Uno che ha arbitrato finali mondiali, che ha preso decisione forti (come nella mitica acqua alta di Perugia del 2000), che è sempre stato al di sopra di ogni sospetto? Non capisco perché la telefonata del presidente Moratti ad un designatore prima di una partita in cui chiede se “il ragazzo” (l’arbitro) è preparato bene non è “rilevante ai fini del processo. Mentre quella di Moggi che chiama un collega dirigente dopo una partita, incavolato nero per una sconfitta maturata anche per colpa di clamorosi errori arbitrali di Paparesta, e sbotta dicendo: “gli ho fatto un mazzo così, l’ho chiuso nello spogliatoio e ho buttato via la chiave!” fa partire l’accusa di sequestro di persona!

Da notare che Paparesta, indicato dall’accusa come l’anello principale del sistema, è uscito da solo e senza dover chiamare fabbri o pompieri dal suo spogliatoio quella sera.
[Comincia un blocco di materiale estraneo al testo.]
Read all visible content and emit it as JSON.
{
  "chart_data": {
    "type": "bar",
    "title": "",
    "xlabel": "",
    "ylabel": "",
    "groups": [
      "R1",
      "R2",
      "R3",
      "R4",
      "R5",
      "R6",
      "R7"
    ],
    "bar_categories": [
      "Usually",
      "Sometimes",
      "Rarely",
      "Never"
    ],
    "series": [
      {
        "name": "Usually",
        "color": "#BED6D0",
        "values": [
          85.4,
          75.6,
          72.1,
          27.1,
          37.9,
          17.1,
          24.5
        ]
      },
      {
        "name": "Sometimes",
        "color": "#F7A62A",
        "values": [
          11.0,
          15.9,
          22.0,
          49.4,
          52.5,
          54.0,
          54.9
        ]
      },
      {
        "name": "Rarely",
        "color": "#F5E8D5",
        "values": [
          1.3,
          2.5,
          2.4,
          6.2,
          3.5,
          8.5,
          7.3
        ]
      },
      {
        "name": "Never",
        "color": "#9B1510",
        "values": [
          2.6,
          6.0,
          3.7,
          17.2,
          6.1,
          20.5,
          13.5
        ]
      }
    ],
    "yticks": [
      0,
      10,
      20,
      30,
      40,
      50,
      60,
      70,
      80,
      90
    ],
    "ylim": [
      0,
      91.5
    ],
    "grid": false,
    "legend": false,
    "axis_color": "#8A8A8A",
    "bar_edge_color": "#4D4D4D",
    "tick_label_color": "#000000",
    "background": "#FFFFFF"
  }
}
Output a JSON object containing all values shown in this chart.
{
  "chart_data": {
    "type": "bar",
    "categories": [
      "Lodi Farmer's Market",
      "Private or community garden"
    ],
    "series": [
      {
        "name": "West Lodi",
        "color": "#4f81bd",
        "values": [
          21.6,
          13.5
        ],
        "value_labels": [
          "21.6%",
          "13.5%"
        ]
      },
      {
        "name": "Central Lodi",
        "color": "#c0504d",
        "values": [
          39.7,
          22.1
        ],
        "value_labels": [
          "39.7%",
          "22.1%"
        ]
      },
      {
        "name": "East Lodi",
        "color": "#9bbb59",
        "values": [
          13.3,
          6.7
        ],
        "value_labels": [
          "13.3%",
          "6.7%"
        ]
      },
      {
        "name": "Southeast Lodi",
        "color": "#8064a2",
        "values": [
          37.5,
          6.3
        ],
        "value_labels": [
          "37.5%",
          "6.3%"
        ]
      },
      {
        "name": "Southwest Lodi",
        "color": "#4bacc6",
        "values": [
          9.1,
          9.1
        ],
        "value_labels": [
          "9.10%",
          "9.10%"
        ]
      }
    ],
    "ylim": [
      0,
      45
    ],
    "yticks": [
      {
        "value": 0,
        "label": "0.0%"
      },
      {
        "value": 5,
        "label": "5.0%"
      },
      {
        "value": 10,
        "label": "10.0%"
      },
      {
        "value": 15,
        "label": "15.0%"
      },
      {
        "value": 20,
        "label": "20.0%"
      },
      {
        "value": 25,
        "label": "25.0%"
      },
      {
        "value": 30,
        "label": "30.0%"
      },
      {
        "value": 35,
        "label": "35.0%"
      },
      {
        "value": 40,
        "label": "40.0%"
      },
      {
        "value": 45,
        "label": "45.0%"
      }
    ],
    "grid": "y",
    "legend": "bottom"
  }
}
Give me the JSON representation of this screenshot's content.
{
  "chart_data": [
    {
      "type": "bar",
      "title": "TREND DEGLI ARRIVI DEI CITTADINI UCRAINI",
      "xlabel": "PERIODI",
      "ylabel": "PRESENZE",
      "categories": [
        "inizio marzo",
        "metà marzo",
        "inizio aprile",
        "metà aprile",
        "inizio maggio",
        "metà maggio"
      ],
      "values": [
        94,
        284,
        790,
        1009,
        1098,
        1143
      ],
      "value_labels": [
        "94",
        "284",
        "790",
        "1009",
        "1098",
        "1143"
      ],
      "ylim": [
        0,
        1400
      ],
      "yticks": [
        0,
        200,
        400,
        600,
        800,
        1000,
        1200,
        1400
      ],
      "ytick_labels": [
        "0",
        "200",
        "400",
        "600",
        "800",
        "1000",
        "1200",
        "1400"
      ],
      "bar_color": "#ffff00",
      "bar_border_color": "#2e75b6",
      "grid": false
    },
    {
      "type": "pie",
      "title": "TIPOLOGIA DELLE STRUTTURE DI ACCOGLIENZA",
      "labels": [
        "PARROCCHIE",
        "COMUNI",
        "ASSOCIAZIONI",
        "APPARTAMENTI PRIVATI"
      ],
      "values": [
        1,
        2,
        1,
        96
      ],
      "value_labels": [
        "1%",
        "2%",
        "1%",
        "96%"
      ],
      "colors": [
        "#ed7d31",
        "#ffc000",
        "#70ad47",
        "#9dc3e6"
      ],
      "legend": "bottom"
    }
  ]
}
Non capisco perché Luciano Moggi era stato designato dalla FIGC come capo delegazione della nazionale ai mondiali tedeschi del 2006 dagli stessi dirigenti di una federazione che ora l’ha radiato, come non capisco cosa ci faceva Guido Rossi tra i coriandoli dello stadio di Berlino a festeggiare una squadra che era figlia naturale del sistema calcio di quegli anni.

 

Non capisco soprattutto perché nel 2006 il Milan si è difeso, la Lazio si è difesa, la Fiorentina si è difesa, mentre la proprietà della Juventus, non solo ha lasciato nel fango i suoi dirigenti, ma ha mandato un avvocato a chiedere la serie B, e tuttora continua a tacere di fronte alle tonnellate di falsità, offese, e ingiustizie che i tifosi continuano a subire da ogni organo di informazione. Insomma chiedo scusa perché se dopo 5 anni, in cui abbiamo visto arbitraggi non certo migliori, scudetti di cartone, piagnistei per scandali veri o presunti, ancora oggi tanti dirigenti del calcio, tanti giornalisti tanti politici, identificano in Luciano Moggi il male assoluto un motivo dovrà pur esserci. Vorrei solo capirlo anche io.